初動から全力疾走で狩りまくるのは見たことないが。


『全部終わりました~!次の街行きませんか!』


と当たり前のように街に降りたパーティをすべて終わらせてきたようだ。

キル数は6。

初動でこんな稼げたらもはやもう無理してまで攻める必要はあるまい。


「これ、中盤までそんなに攻めなくても…」


『ポイントは取れる時に取らないと!』


「え、あ、は、はい」


何も言い返せない。

なんでだ、俺の今までの常識は違うかったのか?

そう思わせるくらいに彼女は暴れ始める。


『こっちやりました、blancの方にもいるみたいなので助けに行きますね!』


助けに行く、というのは建前で私が全員倒しますねと言っているようなもの。

やばいこの人人格でも変わったか?


「ちょ、ちょendmさん。」


『はい、どうしました?』


3つ目の街にでも行こうかとしているところに俺が声を掛けた。


「これ大会っていうのは分かっているよね?大丈夫だよね?」


『もちろんですよ、アジア大会準決勝の1試合目ですよね?私でも覚えてますよ』


ですよねー。

てっきり忘れてるのかな~という唯一の考えは簡単に捨てられてしまった。

大会で、ランクマのごとくハイペースを続ける彼女。


もちろん俺も何もやっていないわけではない。

彼女を死角から撃とうとしている敵に対して、俺が対応したり後ろから攻めてきている敵の注意を俺に逸らしたり。

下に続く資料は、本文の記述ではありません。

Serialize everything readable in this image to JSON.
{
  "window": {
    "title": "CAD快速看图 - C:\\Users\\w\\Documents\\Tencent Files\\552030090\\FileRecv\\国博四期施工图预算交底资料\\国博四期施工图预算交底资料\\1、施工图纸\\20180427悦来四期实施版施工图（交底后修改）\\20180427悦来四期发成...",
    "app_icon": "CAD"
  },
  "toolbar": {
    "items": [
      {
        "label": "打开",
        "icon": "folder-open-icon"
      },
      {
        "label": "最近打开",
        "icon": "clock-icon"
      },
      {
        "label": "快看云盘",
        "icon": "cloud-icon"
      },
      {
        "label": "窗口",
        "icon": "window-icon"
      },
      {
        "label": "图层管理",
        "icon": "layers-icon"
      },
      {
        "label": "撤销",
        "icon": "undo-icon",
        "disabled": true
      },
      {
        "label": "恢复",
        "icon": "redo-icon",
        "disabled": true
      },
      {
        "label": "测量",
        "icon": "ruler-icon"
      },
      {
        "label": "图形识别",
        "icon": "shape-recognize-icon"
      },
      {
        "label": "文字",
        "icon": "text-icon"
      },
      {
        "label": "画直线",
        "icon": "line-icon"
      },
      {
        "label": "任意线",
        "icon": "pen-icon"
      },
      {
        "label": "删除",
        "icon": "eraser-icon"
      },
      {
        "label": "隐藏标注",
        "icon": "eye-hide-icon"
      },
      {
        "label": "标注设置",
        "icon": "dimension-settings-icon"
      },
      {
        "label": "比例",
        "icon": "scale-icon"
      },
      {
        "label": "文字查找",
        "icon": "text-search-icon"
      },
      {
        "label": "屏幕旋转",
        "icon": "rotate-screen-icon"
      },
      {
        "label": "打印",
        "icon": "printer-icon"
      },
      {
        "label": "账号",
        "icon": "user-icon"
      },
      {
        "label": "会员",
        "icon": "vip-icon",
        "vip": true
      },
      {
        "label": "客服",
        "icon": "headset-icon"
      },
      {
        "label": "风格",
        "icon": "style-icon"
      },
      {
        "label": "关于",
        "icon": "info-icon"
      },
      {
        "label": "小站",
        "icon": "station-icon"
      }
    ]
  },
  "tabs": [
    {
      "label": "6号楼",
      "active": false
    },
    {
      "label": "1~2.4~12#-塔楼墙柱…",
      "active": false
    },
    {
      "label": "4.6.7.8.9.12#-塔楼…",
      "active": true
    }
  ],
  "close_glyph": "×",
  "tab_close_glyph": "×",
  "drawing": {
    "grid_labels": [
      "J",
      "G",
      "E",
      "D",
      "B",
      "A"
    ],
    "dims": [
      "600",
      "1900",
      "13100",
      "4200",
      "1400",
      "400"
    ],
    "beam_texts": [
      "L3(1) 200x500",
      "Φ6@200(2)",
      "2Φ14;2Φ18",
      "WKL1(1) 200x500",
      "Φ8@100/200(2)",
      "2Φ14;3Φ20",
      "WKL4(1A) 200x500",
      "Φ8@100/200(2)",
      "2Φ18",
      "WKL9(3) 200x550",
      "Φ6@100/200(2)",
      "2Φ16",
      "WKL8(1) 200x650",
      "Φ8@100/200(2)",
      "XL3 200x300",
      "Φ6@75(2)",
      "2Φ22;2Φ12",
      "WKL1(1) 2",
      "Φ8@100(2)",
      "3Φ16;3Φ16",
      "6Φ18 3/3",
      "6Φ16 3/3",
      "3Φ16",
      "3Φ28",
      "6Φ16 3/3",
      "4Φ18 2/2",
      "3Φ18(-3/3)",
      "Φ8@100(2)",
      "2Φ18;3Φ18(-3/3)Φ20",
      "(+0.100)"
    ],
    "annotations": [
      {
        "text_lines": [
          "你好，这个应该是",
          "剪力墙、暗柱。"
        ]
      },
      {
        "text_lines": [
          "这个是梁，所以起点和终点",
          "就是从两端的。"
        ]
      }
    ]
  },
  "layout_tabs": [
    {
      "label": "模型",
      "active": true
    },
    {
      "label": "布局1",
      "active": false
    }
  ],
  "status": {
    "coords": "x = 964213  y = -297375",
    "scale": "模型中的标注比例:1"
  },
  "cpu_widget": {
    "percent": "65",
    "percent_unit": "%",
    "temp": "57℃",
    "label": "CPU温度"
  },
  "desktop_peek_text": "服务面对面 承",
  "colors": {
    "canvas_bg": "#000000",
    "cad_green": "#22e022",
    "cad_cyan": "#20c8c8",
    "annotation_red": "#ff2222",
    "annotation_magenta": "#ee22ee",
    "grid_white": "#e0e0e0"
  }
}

ただ、そんなことをしたところで彼女の暴走には何も関連性がない。


『こんな感じですかね、しばらくじっとしましょうか』


やっと落ち着いたか…と思うのはもはや違う。

すでにキル数は14に達した。

3キルは俺が稼いだもので、11キルは彼女1人で暴れまくったものだ。


「まあ実際成功したから良いの…か?」


『そうですよね、じゃあ2試合目も……』


「絶対だめだ。降りる場所を変えて安定に立ち回るぞ」


『えーなんでですか』


なんでって、流石にリスクも高すぎる。

リターンは多くても、これじゃあ決勝進出にも行けない最悪の展開だって見えてしまう。

もう少し安定に立ち回りを……。


「まあこの試合だけなら暴れても許すけど…」


既に14キルを取った今。

多少はリターンが大きくなっている。

これなら2,3試合目でよほどのヘマをしない限り割と決勝まで行けるんじゃないかな?


『え、良いんですか!?』


あ、まずいさらっと言ったことを完全に鵜呑みにしてしまった。


『じゃあここの街行きましょ~!』


明らかに距離が合っていないにも関わらず、どんどん攻める。

次の安全地帯と照らし合わせても、なんなら不利になるだけ。


今日のendmおかしすぎるよ。


「あ、待って~」


そんなことをしてるあいだに彼女はどんどんと街に近づいている。

俺一人は流石に厳しいと、後ろを頑張って付いて行く。





彼女のリミッターは既に外れていたが、2段階にでも付いているのかなというくらいさっきよりも暴れ具合は増している。

これじゃあもはやendmの独壇場とまで言える。


『終わりました~!』


残り人数は4人。

俺らを外せば2人なので実質1パーティ同士の戦い。

キル数は20ぴったり。


endm、暴れすぎや。





結局ラストも彼女がすべてを持って行ったのだった。